The second story which frames this book is a story about Martin himself. He talks about how as a fearful and anxious child (raised on Pentecostal apocalyptic literature and movies),  he experienced freedom from his anxiety during the countless hours he rode his blue-and-silver Schwinn bike around his cul-de-sac. While riding he made up stories, talked to himself and felt free. As an adult, Martin was praying with one of his friends who pictured  the boy Martin riding his bike, talking to himself, making up stories and alive with freedom and creativity. Martin had not told his friend about his childhood bike riding, but six months later when Martin was on a bike the image arrested him and he felt the intensity of God’s overwhelming love for him in the same way he experienced that freedom and life as a child.

In the pages that follow Martin unfolds our true identity in Christ–our belovedness. He talks about how God shows us who we are in the obscurity of the wilderness and  how God’s love can pour through our wounds and bring healing to others.  He talks about the nature of doubt and faith (using Thomas’s hopeful doubting from John 20). And he paints a picture of community in all its wonderful, aggravating glory. He weaves together Biblical reflections with personal anecdotes and stories of those in his church.
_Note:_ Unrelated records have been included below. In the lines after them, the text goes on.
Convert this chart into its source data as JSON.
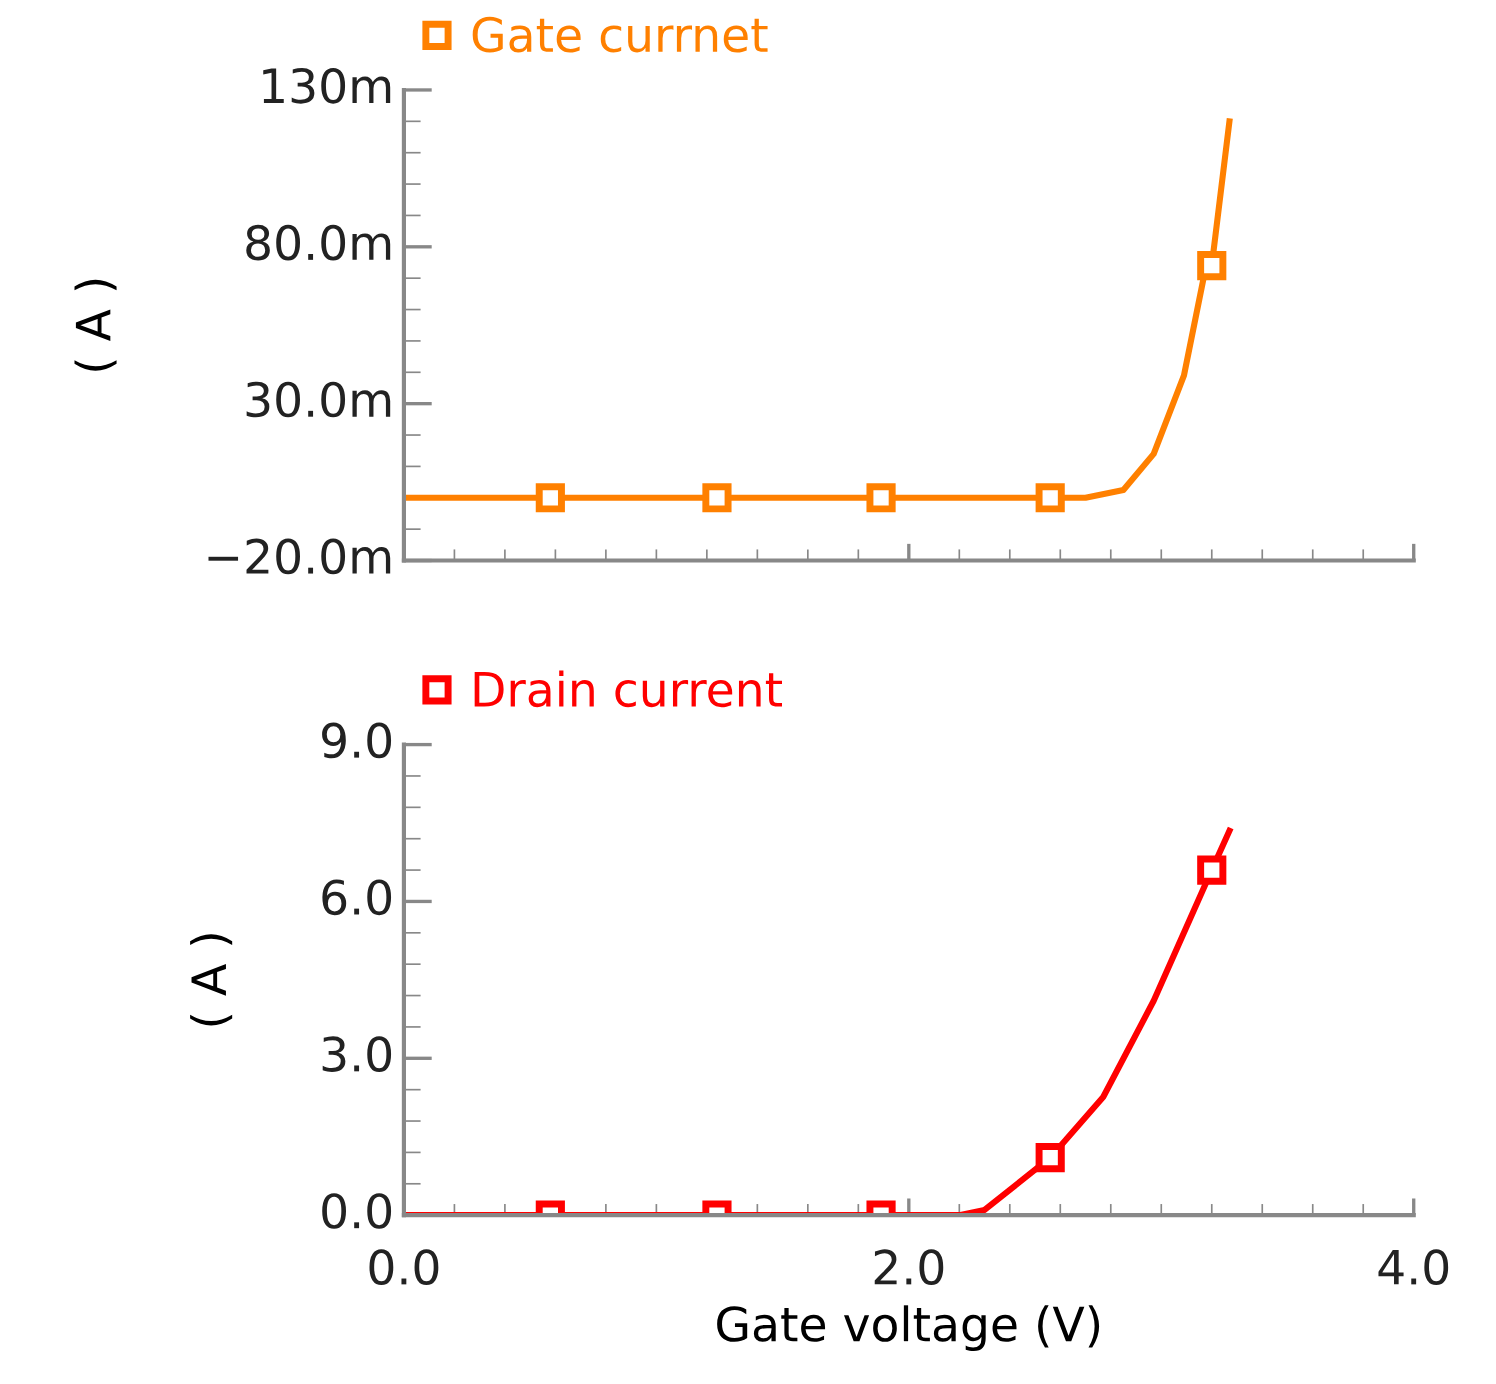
{
  "chart_data": [
    {
      "type": "line",
      "ylabel": "( A )",
      "legend": "top left",
      "tick_labels": "y",
      "xlim": [
        0,
        4.0
      ],
      "xticks": [
        {
          "value": 0,
          "label": null
        },
        {
          "value": 2.0,
          "label": null
        },
        {
          "value": 4.0,
          "label": null
        }
      ],
      "ylim": [
        -20,
        130
      ],
      "yticks": [
        {
          "value": -20,
          "label": "−20.0m"
        },
        {
          "value": 30,
          "label": "30.0m"
        },
        {
          "value": 80,
          "label": "80.0m"
        },
        {
          "value": 130,
          "label": "130m"
        }
      ],
      "series": [
        {
          "color": "#ff8000",
          "x": [
            0,
            0.58,
            1.24,
            1.89,
            2.56,
            2.7,
            2.85,
            2.97,
            3.09,
            3.17,
            3.2,
            3.27
          ],
          "values": [
            0,
            0,
            0,
            0,
            0,
            0,
            2.5,
            14,
            39,
            71,
            74,
            120
          ]
        },
        {
          "type": "scatter",
          "name": "Gate currnet",
          "marker": "square",
          "color": "#ff8000",
          "x": [
            0.58,
            1.24,
            1.89,
            2.56,
            3.2
          ],
          "values": [
            0,
            0,
            0,
            0,
            74
          ]
        }
      ]
    },
    {
      "type": "line",
      "xlabel": "Gate voltage (V)",
      "ylabel": "( A )",
      "legend": "top left",
      "xlim": [
        0,
        4.0
      ],
      "xticks": [
        {
          "value": 0,
          "label": "0.0"
        },
        {
          "value": 2.0,
          "label": "2.0"
        },
        {
          "value": 4.0,
          "label": "4.0"
        }
      ],
      "ylim": [
        0,
        9.0
      ],
      "yticks": [
        {
          "value": 0,
          "label": "0.0"
        },
        {
          "value": 3.0,
          "label": "3.0"
        },
        {
          "value": 6.0,
          "label": "6.0"
        },
        {
          "value": 9.0,
          "label": "9.0"
        }
      ],
      "series": [
        {
          "color": "#ff0000",
          "x": [
            0,
            0.58,
            1.24,
            1.89,
            2.2,
            2.3,
            2.56,
            2.77,
            2.97,
            3.2,
            3.27
          ],
          "values": [
            0,
            0,
            0,
            0,
            0,
            0.1,
            1.1,
            2.26,
            4.1,
            6.6,
            7.35
          ]
        },
        {
          "type": "scatter",
          "name": "Drain current",
          "marker": "square",
          "color": "#ff0000",
          "x": [
            0.58,
            1.24,
            1.89,
            2.56,
            3.2
          ],
          "values": [
            0,
            0,
            0,
            1.1,
            6.6
          ]
        }
      ]
    }
  ]
}
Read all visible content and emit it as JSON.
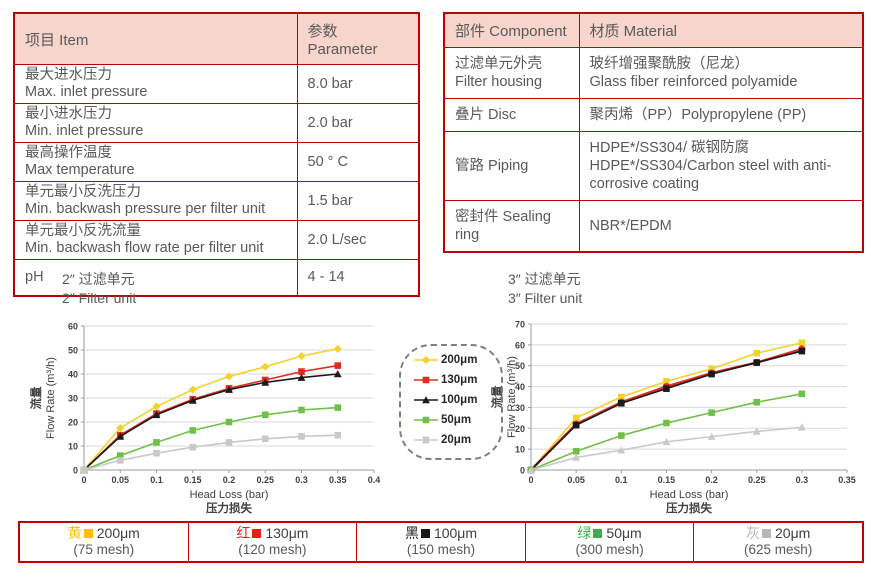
{
  "spec_table": {
    "headers": [
      "项目 Item",
      "参数 Parameter"
    ],
    "rows": [
      {
        "item_cn": "最大进水压力",
        "item_en": "Max. inlet pressure",
        "value": "8.0 bar"
      },
      {
        "item_cn": "最小进水压力",
        "item_en": "Min. inlet pressure",
        "value": "2.0 bar"
      },
      {
        "item_cn": "最高操作温度",
        "item_en": "Max temperature",
        "value": "50 ° C"
      },
      {
        "item_cn": "单元最小反洗压力",
        "item_en": "Min. backwash pressure per filter unit",
        "value": "1.5 bar"
      },
      {
        "item_cn": "单元最小反洗流量",
        "item_en": "Min. backwash flow rate per filter unit",
        "value": "2.0 L/sec"
      },
      {
        "item_cn": "pH",
        "item_en": "",
        "value": "4 - 14"
      }
    ]
  },
  "material_table": {
    "headers": [
      "部件 Component",
      "材质 Material"
    ],
    "rows": [
      {
        "comp_cn": "过滤单元外壳",
        "comp_en": "Filter housing",
        "mat_cn": "玻纤增强聚酰胺（尼龙）",
        "mat_en": "Glass fiber reinforced polyamide"
      },
      {
        "comp_cn": "叠片 Disc",
        "comp_en": "",
        "mat_cn": "聚丙烯（PP）Polypropylene (PP)",
        "mat_en": ""
      },
      {
        "comp_cn": "管路 Piping",
        "comp_en": "",
        "mat_cn": "HDPE*/SS304/ 碳钢防腐",
        "mat_en": "HDPE*/SS304/Carbon steel with anti-corrosive coating"
      },
      {
        "comp_cn": "密封件 Sealing ring",
        "comp_en": "",
        "mat_cn": "NBR*/EPDM",
        "mat_en": ""
      }
    ]
  },
  "chart_data": [
    {
      "type": "line",
      "title_cn": "2″  过滤单元",
      "title_en": "2″  Filter unit",
      "xlabel": "Head Loss (bar)",
      "xlabel_cn": "压力损失",
      "ylabel_cn": "流量",
      "ylabel_en": "Flow Rate (m³/h)",
      "xlim": [
        0,
        0.4
      ],
      "ylim": [
        0,
        60
      ],
      "xticks": [
        0,
        0.05,
        0.1,
        0.15,
        0.2,
        0.25,
        0.3,
        0.35,
        0.4
      ],
      "yticks": [
        0,
        10,
        20,
        30,
        40,
        50,
        60
      ],
      "grid": "horizontal",
      "legend_position": "between-charts",
      "x": [
        0,
        0.05,
        0.1,
        0.15,
        0.2,
        0.25,
        0.3,
        0.35
      ],
      "series": [
        {
          "name": "200μm",
          "color": "#f2d32b",
          "marker": "diamond",
          "lw": 1.6,
          "values": [
            0,
            17.5,
            26.5,
            33.5,
            39,
            43,
            47.5,
            50.5
          ]
        },
        {
          "name": "130μm",
          "color": "#e02b20",
          "marker": "square",
          "lw": 1.6,
          "values": [
            0,
            14.5,
            23.5,
            29.5,
            34,
            37.5,
            41,
            43.5
          ]
        },
        {
          "name": "100μm",
          "color": "#1a1a1a",
          "marker": "triangle",
          "lw": 1.6,
          "values": [
            0,
            14,
            23,
            29,
            33.5,
            36.5,
            38.5,
            40
          ]
        },
        {
          "name": "50μm",
          "color": "#71bf49",
          "marker": "square",
          "lw": 1.6,
          "values": [
            0,
            6,
            11.5,
            16.5,
            20,
            23,
            25,
            26
          ]
        },
        {
          "name": "20μm",
          "color": "#c9c9c9",
          "marker": "square",
          "lw": 1.6,
          "values": [
            0,
            4,
            7,
            9.5,
            11.5,
            13,
            14,
            14.5
          ]
        }
      ]
    },
    {
      "type": "line",
      "title_cn": "3″  过滤单元",
      "title_en": "3″  Filter unit",
      "xlabel": "Head Loss (bar)",
      "xlabel_cn": "压力损失",
      "ylabel_cn": "流量",
      "ylabel_en": "Flow Rate (m³/h)",
      "xlim": [
        0,
        0.35
      ],
      "ylim": [
        0,
        70
      ],
      "xticks": [
        0,
        0.05,
        0.1,
        0.15,
        0.2,
        0.25,
        0.3,
        0.35
      ],
      "yticks": [
        0,
        10,
        20,
        30,
        40,
        50,
        60,
        70
      ],
      "grid": "horizontal",
      "x": [
        0,
        0.05,
        0.1,
        0.15,
        0.2,
        0.25,
        0.3
      ],
      "series": [
        {
          "name": "200μm",
          "color": "#f2d32b",
          "marker": "square",
          "lw": 1.6,
          "values": [
            0,
            25,
            35,
            42.5,
            48.5,
            56,
            61
          ]
        },
        {
          "name": "130μm",
          "color": "#e02b20",
          "marker": "circle",
          "lw": 2.4,
          "values": [
            0,
            22,
            32.5,
            40,
            46.5,
            51.5,
            58
          ]
        },
        {
          "name": "100μm",
          "color": "#1a1a1a",
          "marker": "square",
          "lw": 1.6,
          "values": [
            0,
            21.5,
            32,
            39,
            46,
            51.5,
            57
          ]
        },
        {
          "name": "50μm",
          "color": "#71bf49",
          "marker": "square",
          "lw": 1.6,
          "values": [
            0,
            9,
            16.5,
            22.5,
            27.5,
            32.5,
            36.5
          ]
        },
        {
          "name": "20μm",
          "color": "#c9c9c9",
          "marker": "triangle",
          "lw": 1.6,
          "values": [
            0,
            6,
            9.5,
            13.5,
            16,
            18.5,
            20.5
          ]
        }
      ]
    }
  ],
  "chart_legend": {
    "entries": [
      {
        "label": "200μm",
        "color": "#f2d32b",
        "marker": "diamond"
      },
      {
        "label": "130μm",
        "color": "#e02b20",
        "marker": "square"
      },
      {
        "label": "100μm",
        "color": "#1a1a1a",
        "marker": "triangle"
      },
      {
        "label": "50μm",
        "color": "#71bf49",
        "marker": "square"
      },
      {
        "label": "20μm",
        "color": "#c9c9c9",
        "marker": "square"
      }
    ]
  },
  "mesh_legend": {
    "items": [
      {
        "cn": "黄",
        "label": "200μm",
        "mesh": "(75 mesh)",
        "color": "#ffc000"
      },
      {
        "cn": "红",
        "label": "130μm",
        "mesh": "(120 mesh)",
        "color": "#e32119"
      },
      {
        "cn": "黑",
        "label": "100μm",
        "mesh": "(150 mesh)",
        "color": "#1a1a1a"
      },
      {
        "cn": "绿",
        "label": "50μm",
        "mesh": "(300 mesh)",
        "color": "#3fae49"
      },
      {
        "cn": "灰",
        "label": "20μm",
        "mesh": "(625 mesh)",
        "color": "#b7b7b7"
      }
    ]
  },
  "colors": {
    "table_border": "#c00000",
    "table_header_bg": "#f7d5cc",
    "text": "#595959",
    "gridline": "#d9d9d9",
    "axis": "#9b9b9b"
  }
}
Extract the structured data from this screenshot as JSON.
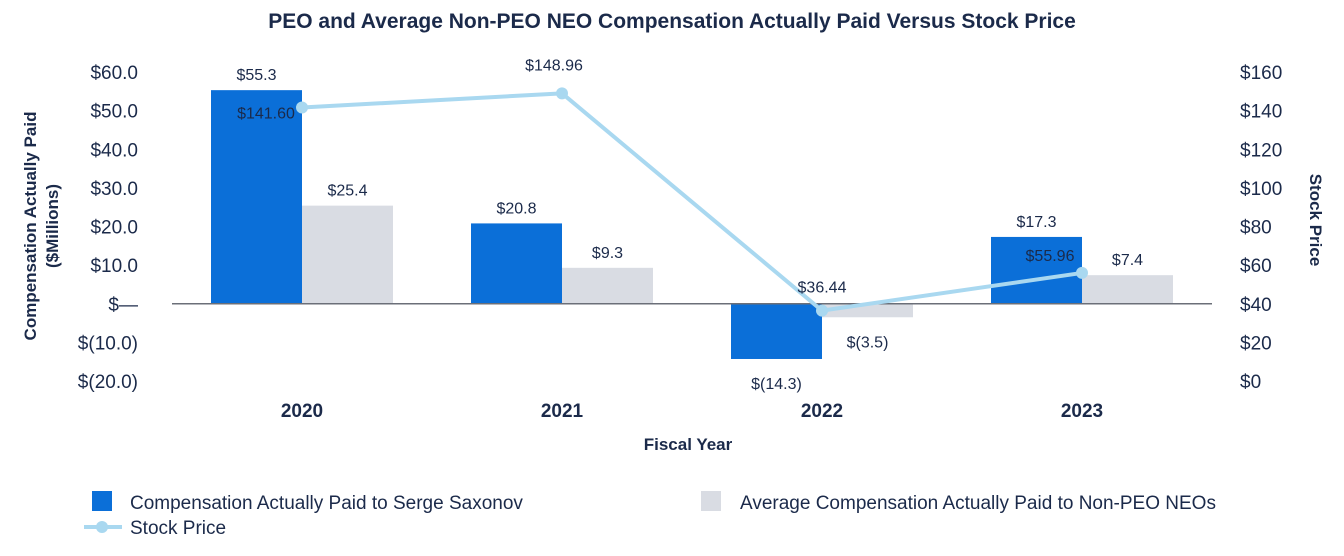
{
  "chart_data": {
    "type": "bar",
    "title": "PEO and Average Non-PEO NEO Compensation Actually Paid Versus Stock Price",
    "categories": [
      "2020",
      "2021",
      "2022",
      "2023"
    ],
    "xlabel": "Fiscal Year",
    "ylabel_line1": "Compensation Actually Paid",
    "ylabel_line2": "($Millions)",
    "y2label": "Stock Price",
    "ylim": [
      -20,
      60
    ],
    "y2lim": [
      0,
      160
    ],
    "y_ticks": [
      "$60.0",
      "$50.0",
      "$40.0",
      "$30.0",
      "$20.0",
      "$10.0",
      "$—",
      "$(10.0)",
      "$(20.0)"
    ],
    "y_tick_values": [
      60,
      50,
      40,
      30,
      20,
      10,
      0,
      -10,
      -20
    ],
    "y2_ticks": [
      "$160",
      "$140",
      "$120",
      "$100",
      "$80",
      "$60",
      "$40",
      "$20",
      "$0"
    ],
    "y2_tick_values": [
      160,
      140,
      120,
      100,
      80,
      60,
      40,
      20,
      0
    ],
    "series": [
      {
        "name": "Compensation Actually Paid to Serge Saxonov",
        "kind": "bar",
        "axis": "left",
        "color": "#0b6fd8",
        "values": [
          55.3,
          20.8,
          -14.3,
          17.3
        ],
        "labels": [
          "$55.3",
          "$20.8",
          "$(14.3)",
          "$17.3"
        ]
      },
      {
        "name": "Average Compensation Actually Paid to Non-PEO NEOs",
        "kind": "bar",
        "axis": "left",
        "color": "#d9dce3",
        "values": [
          25.4,
          9.3,
          -3.5,
          7.4
        ],
        "labels": [
          "$25.4",
          "$9.3",
          "$(3.5)",
          "$7.4"
        ]
      },
      {
        "name": "Stock Price",
        "kind": "line",
        "axis": "right",
        "color": "#a9d8f0",
        "values": [
          141.6,
          148.96,
          36.44,
          55.96
        ],
        "labels": [
          "$141.60",
          "$148.96",
          "$36.44",
          "$55.96"
        ]
      }
    ]
  }
}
I loved this book. Martin comes from a Pentecostal heritage and his reflections are amenable for Charismatic Christians.  However this is a little more substantive than books you will find in the Charismatic section of your Family Christian Bookstore. Martin is a graduate from Duke Divinity and his book is peppered with references to Stanley Hauerwas, Herbert McCabe, Henri Nouwen, Frederick Buechner and Eugene Peterson. Yes, Martin reads my favorite authors [note: I haven’t actually read anything from Herbert McCabe: he is my favorite author I haven’t read].  But the theological depth he brings to his prose is unobtrusive because mostly Martin is just a  good storyteller. You find yourself drawn-in by his humour and grace.  So this is a great read which will challenge you and help you discover your identity and calling in Christ.  I was personally encouraged by Martin’s chapter on “Obscurity” which is where I feel like I’m living right now.

On the ministry side:  I liked what I learned about his church and their vision for ministry and will likely look for more from Martin and Renovatus.  His great hair still makes me suspicious. I give this book 4.5 stars!

Thank you to Tyndale Momentum for providing me a copy of this book in exchange for this honest review.